Chris was sent Teton Youth and Family Services in 2010. At that time, Wyoming did not put juveniles on the state’s sex offender registry unless they were tried and convicted in adult court. But in 2011, that changed. Beginning that year Wyoming began putting minors found guilty of sex crimes on a juvenile sex offender registry, in order to come into compliance with a 2006 federal law known as the “Adam Walsh Act,” which withholds federal funds from states that do not register children.

For Chris, the policy shift was personal: he was retroactively registered as a sex offender.

Wyoming doesn’t make juvenile registry information available to the general public, but it is available to the registrant’s neighbors, school, and local church and youth groups. Southworth said that was devastating to Chris.

“[He was] Scared, and  frustrated, she said. “He didn’t want to be out in public like that.
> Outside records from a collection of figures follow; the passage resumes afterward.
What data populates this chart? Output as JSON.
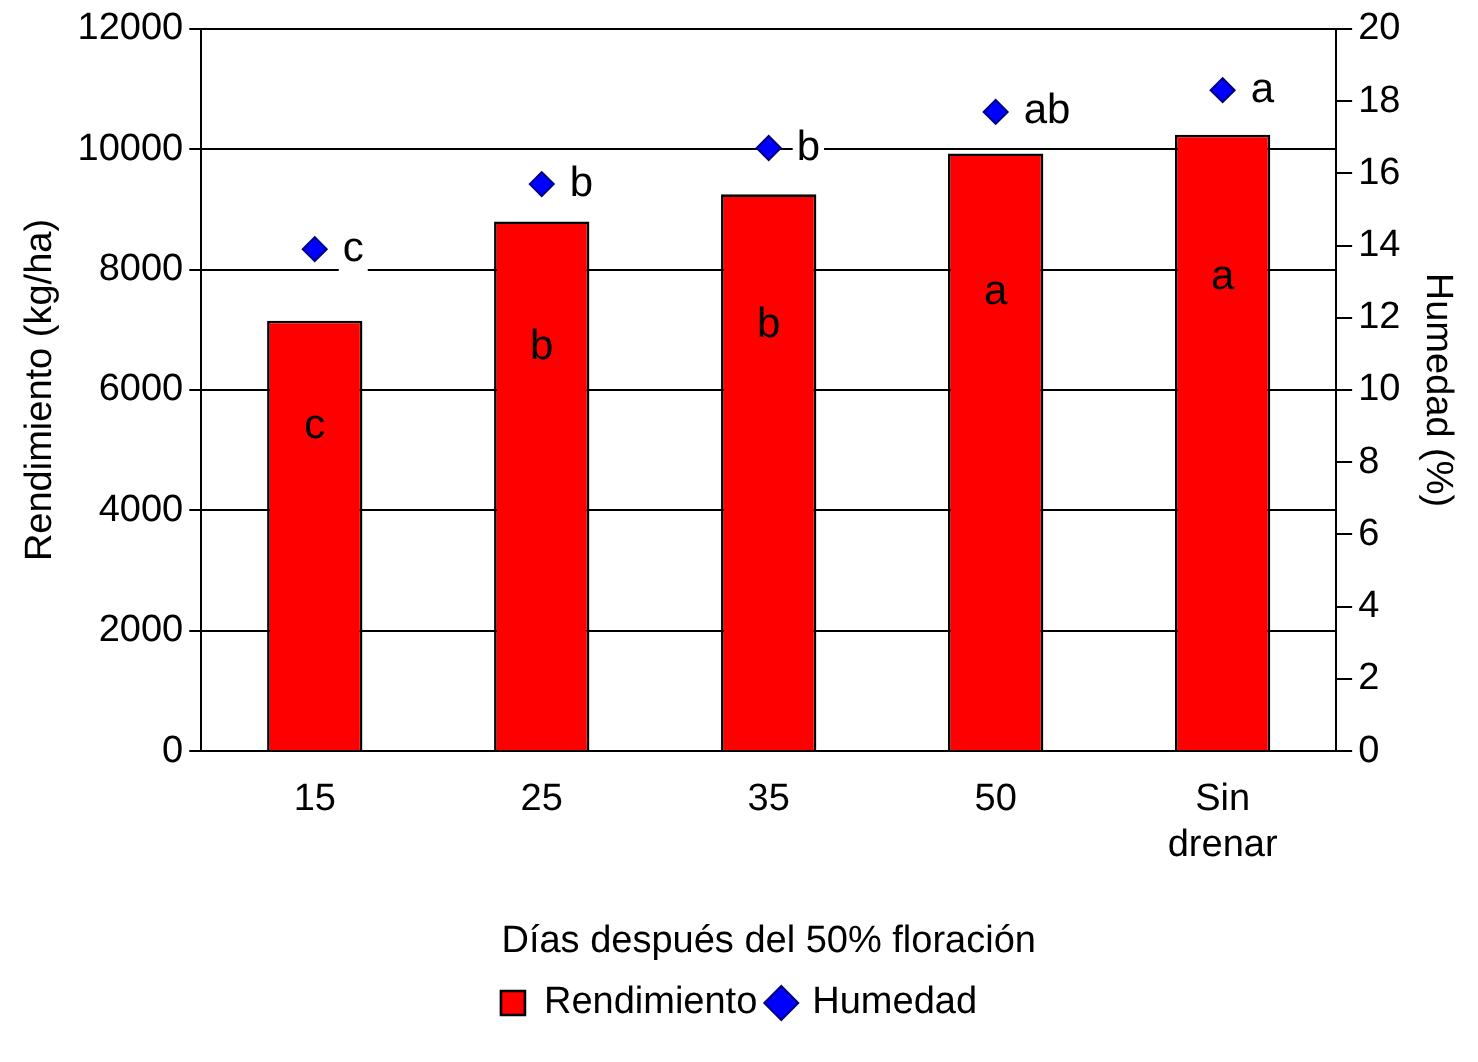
{
  "chart_data": {
    "type": "bar",
    "xlabel": "Días después del 50% floración",
    "ylabel": "Rendimiento (kg/ha)",
    "y2label": "Humedad (%)",
    "categories": [
      "15",
      "25",
      "35",
      "50",
      "Sin drenar"
    ],
    "series": [
      {
        "name": "Rendimiento",
        "color": "#ff0000",
        "values": [
          7150,
          8800,
          9250,
          9930,
          10240
        ],
        "value_labels": [
          "c",
          "b",
          "b",
          "a",
          "a"
        ]
      },
      {
        "name": "Humedad",
        "type": "scatter",
        "axis": "y2",
        "color": "#0000ff",
        "values": [
          13.9,
          15.7,
          16.7,
          17.7,
          18.3
        ],
        "value_labels": [
          "c",
          "b",
          "b",
          "ab",
          "a"
        ]
      }
    ],
    "ylim": [
      0,
      12000
    ],
    "yticks": [
      0,
      2000,
      4000,
      6000,
      8000,
      10000,
      12000
    ],
    "y2lim": [
      0,
      20
    ],
    "y2ticks": [
      0,
      2,
      4,
      6,
      8,
      10,
      12,
      14,
      16,
      18,
      20
    ],
    "grid": "y",
    "legend": "bottom",
    "marker": "diamond"
  }
}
And as a kid, just trying to fit in... "

After he was registered as a sex offender Chris’s mental health took a rapid turn for the worse.

A year later, he took his own life.

Credit Miles Bryan
Charlene Southworth has her son Chris's likeness tattooed on her arm.

Chris’s death is a worst case scenario for a minor who ends up on the registry. But getting registered is fairly common. Since 2011, Wyoming has been putting kids on sex offender registries for a broad range of offenses. Recently state lawmakers met during a joint judiciary committee session  to consider whether that range is too broad.

Bruce Berkland spoke at that meeting. He is the director of Teton Youth and Family Services, where counselors work with kids who were victims of sex crimes, as well as juvenile sex offenders. Burkland says that, while many of the offenders he sees are technically in their mid-teens, “Developmentally and emotionally their age is much more around 8 or nine.”

Sex offender therapy at Teton Youth is composed of activities like wilderness trips, sports, and cooking: all designed, Burkland said, to help the minors build healthy relationships with their peers. Juvenile sex offenders reoffend at a much lower rate than adult offenders, according to the Department of Justice. Still, Burkland said he does not advocate for the juvenile registry to go away entirely. 

“The juvenile who is looking for multiple opportunities and just prefers and likes to have contact with younger children would be a high risk to reoffend, and should be on the registry.”

InsteadBurkland said Wyoming’s system should include more discretion in the registration process. Bryan Skoric is the attorney for Park County, and head of the Wyoming prosecutor’s association.

“Across the board prosecutors believe that some juveniles need absolutely to be registered and some don’t,” he said. “That’s based on the history of the juvenile, and their offense.”

Skoric said that, before 2011, prosecutors made the call of whether to register using a whole checklist of risk factors: whether the offender has had more than one victim, their age, and their mental health status, and many more. But now registration is based entirely on what offense is charged. Skoric said that has caused some prosecutors to try and circumvent the issue entirely.

“There are a few prosecutors around the state that specifically don’t charge the act that was committed,” Skoric said. “In hopes that the juvenile won’t be registered.”

Nicole Pittman is a Director at the national advocacy group Impact Justice, and one of the few people working to change this practice full time. Pittman has interviewed hundreds of kids on sex offender registries, and she says at least 20 percent of of them had attempted suicide. And although Wyoming and a few other states make juvenile sex offender registry information available only to neighbors, Pittman says it's easy for those neighbors to post that info on privately run websites.

“We have interviewed people who have subsequently been killed by vigilantes,” she said. “People really fear the worst when they see this information.”

Charlene Southworth’s son died almost three years ago, but she still keeps his ashes in an urn in her Cheyenne home.  She would like to scatter the ashes on Chris’s favorite trail in the wilderness around Jackson, but she’s waiting, she says until justice is done.

“He was a human being that was hurt. And nobody would do anything about it. What happened to him shouldn’t have happened.”